George Driscoll, vice president of marketing and sales in The CAT’s Portland office, said more than half of the 76,000 CAT passengers in 2009 took the ferry out of Portland; the others boarded in Bar Harbor. By his estimates, The CAT pumped $7 million into the Greater Portland economy in 2009.

But the high-speed ferry service (a one-way trip to Yarmouth was five and half hours versus 11 hours on the slower Scotia Prince ) failed in its quest to get a $6 million to $7 million subsidy from the Canadian government to operate in 2010. Mark MacDonald, president and CEO of Bay Ferries Limited, owner of The CAT, announced the service was discontinued on Dec. 15.

The loss of the service means more than just fewer options for travelers to get to Nova Scotia. According to Clegg, Bay Ferries Limited leased the Ocean Gateway terminal for $103,000 in 2009. Unless another ferry service is found, she says the city will not recover that money.

By comparison, cruise ships paid the city $33,000 in berthing fees in 2009 whenever they tied up at Ocean Gateway, she says.

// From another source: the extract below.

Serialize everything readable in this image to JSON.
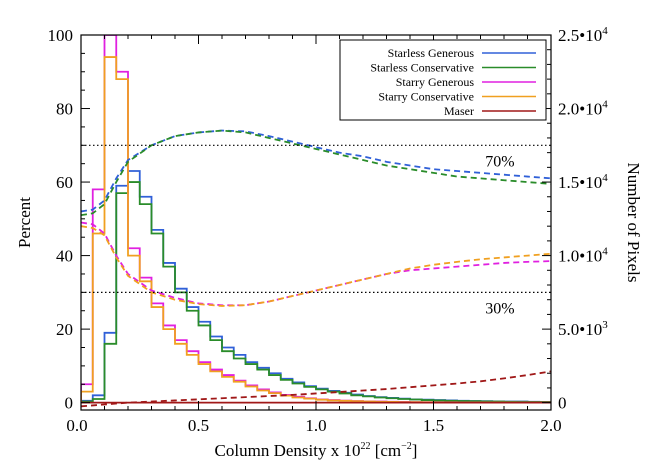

The city also logged $59,000 in revenue during fiscal year 2009 from weddings and events held at the terminal. She says the facility, which has a maximum occupancy of 500 people, is expected to generate $65,000 in this fiscal year.

All tallied, the city received about $195,000 in revenue from the terminal last year, $85,000 shy of its $280,000 annual debt service on the structure. Portland ponied up $4.1 million to build the terminal, with the federal government contributing $4.5 million and the state paying more than $12 million. Clegg says the city is scheduled to pay off its portion of the Ocean Gate terminal project by 2028.

Seeking other tenants The decision to develop the Ocean Gateway International Marine Terminal was well-thought out and a decade in the making, an innovative use of a former Bath Iron Works dry dock that had been used to repair Navy ships, says Clegg.

But not everyone was on board with the decision or the cost.

As much as his business has benefitted from cruise ship visitors, Steve DiMillo, whose family owns DiMillo’s restaurant on the waterfront, says he never liked the city’s decision to spend so much money to build a facility that will never generate revenue year-round.

Besides the cruise ships and a ferry service, DiMillo says, “I don’t really have another use for it.”

Like Haggett, he would prefer to see the city get another vessel similar to the Scotia Prince or the Prince of Fundy to serve Portland because they generated more business for him than The CAT.

Haggett says better still, landing the USS Kennedy would create a year-round tourist draw at the Ocean Gateway terminal. Such an attraction would bring plenty of military reunions and visitors who would stay in the city for two or three days, he says. A group supporting the effort to bring the warship to Portland, JFK for ME, recently announced its application passed the Navy’s first round of testing.

Beitzer, whose group represents 485 businesses, including 154 retail shops and more than 100 restaurants in the Old Port and the Arts District, says she’s looking forward to the completion of the second mega berth so larger cruise ships will be able to be in port, rather than in the harbor where they have to use launches to taxi visitors to and from the city.

Some of those tourists will likely find their way to the convention bureau’s visitor information center at the Ocean Gateway terminal, which is maintained from March to October and will continue to be staffed regardless if The CAT service is restored, Whitten says. The Ocean Gateway terminal provides tour buses and individual travelers with a place to park, stretch their legs and get information about the city.

Like Beitzer, many hope those visitors will be captivated by the Ocean Gateway terminal’s views of Portland harbor, the impressive sight of large cruise ships in port and the terminal building’s architecture, which features towering glass windows.

“It’s a beautiful, unique space,” Beitzer says.